Antonio Cid

Personal information
- Full name: Antonio Cid Cortés
- Nationality: Spanish
- Born: 16 February 1954 (age 72) Ourense, Spain

Sport
- Country: Spain
- Sport: Boccia

Medal record
Boccia
Representing Spain
Paralympic Games
| Gold medal – first place | 1992 Barcelona | Mixed individual C1 |
| Gold medal – first place | 1992 Barcelona | Mixed team C1–2 |
| Gold medal – first place | 1996 Atlanta | Mixed team C1–2 |
| Silver medal – second place | 2000 Sydney | Mixed individual BC1 |
| Silver medal – second place | 2000 Sydney | Mixed team BC1–2 |
| Bronze medal – third place | 2004 Athens | Mixed team BC1–2 |

= Antonio Cid =

Spanish boccia player (born 1954)

Antonio Cid Cortés (born 16 February 1954 in Ourense) is a boccia player from Spain.

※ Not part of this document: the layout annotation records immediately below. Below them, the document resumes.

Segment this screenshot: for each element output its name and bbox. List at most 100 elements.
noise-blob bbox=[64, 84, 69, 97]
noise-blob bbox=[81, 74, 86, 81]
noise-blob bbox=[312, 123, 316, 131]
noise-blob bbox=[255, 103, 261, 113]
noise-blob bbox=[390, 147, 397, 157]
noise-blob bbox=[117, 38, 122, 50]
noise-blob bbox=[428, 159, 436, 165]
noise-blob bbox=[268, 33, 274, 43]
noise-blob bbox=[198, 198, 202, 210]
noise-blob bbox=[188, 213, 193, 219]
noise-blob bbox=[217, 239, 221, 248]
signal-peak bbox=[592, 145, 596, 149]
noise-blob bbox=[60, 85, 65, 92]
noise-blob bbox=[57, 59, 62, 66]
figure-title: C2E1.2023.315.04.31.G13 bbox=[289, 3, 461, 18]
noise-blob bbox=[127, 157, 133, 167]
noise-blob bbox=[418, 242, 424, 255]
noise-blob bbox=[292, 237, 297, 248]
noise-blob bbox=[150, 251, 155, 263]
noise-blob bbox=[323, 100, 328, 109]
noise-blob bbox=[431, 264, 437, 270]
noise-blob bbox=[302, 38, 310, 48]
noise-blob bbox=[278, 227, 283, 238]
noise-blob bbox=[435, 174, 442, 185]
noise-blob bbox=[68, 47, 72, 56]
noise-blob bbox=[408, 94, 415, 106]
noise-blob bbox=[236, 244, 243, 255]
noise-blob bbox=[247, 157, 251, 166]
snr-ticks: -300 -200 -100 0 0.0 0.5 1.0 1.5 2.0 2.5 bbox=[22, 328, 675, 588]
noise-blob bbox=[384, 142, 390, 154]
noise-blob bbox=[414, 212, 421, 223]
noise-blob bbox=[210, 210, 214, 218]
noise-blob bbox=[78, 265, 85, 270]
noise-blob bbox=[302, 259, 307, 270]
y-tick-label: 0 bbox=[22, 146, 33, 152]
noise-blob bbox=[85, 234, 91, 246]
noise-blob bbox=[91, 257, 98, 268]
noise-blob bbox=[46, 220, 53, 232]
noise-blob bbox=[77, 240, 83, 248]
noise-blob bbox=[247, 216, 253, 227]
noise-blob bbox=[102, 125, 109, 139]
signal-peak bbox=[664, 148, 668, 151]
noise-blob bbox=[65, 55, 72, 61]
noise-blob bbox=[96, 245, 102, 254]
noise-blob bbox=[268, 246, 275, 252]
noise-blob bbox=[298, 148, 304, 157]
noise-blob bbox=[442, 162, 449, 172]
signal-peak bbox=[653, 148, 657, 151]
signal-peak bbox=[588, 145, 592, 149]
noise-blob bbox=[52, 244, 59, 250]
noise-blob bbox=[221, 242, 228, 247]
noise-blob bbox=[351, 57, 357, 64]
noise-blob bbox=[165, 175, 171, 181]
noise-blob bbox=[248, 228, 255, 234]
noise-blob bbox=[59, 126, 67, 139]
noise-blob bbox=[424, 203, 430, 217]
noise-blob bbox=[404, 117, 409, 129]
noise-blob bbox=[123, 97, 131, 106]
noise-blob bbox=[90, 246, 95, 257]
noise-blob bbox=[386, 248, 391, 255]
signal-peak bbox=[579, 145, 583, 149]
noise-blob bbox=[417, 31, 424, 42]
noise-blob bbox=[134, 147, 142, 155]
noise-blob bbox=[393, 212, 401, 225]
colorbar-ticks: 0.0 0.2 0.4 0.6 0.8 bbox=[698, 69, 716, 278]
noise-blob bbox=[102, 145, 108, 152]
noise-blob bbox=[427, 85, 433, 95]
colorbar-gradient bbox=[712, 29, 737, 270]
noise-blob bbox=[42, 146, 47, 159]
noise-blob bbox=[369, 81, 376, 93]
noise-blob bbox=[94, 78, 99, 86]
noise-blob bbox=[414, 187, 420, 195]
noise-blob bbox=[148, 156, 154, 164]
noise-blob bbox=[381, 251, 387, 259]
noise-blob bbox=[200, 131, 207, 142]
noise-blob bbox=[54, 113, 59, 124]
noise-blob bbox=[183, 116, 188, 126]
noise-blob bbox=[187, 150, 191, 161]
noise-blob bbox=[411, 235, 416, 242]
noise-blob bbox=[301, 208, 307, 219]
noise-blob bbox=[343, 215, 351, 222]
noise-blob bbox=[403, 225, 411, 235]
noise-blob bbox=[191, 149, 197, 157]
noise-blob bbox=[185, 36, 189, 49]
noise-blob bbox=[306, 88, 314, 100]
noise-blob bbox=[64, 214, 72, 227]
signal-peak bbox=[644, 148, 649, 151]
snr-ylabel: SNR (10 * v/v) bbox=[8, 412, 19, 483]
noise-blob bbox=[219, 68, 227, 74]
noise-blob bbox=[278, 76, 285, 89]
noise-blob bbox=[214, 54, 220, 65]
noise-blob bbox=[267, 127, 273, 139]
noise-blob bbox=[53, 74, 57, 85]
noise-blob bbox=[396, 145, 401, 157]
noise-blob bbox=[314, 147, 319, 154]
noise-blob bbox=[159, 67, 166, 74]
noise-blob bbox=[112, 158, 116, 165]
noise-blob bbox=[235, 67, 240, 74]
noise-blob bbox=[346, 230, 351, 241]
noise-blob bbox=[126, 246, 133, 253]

He has a physical disability: he has cerebral palsy and is a BC1 type athlete. He competed at the 1996 Summer Paralympics. He finished first in the BC1/BC2 team event. He competed at the 2000 Summer Paralympics. He finished second in the BC1 one person event and in the BC1/BC2 team event. He competed at the 2004 Summer Paralympics.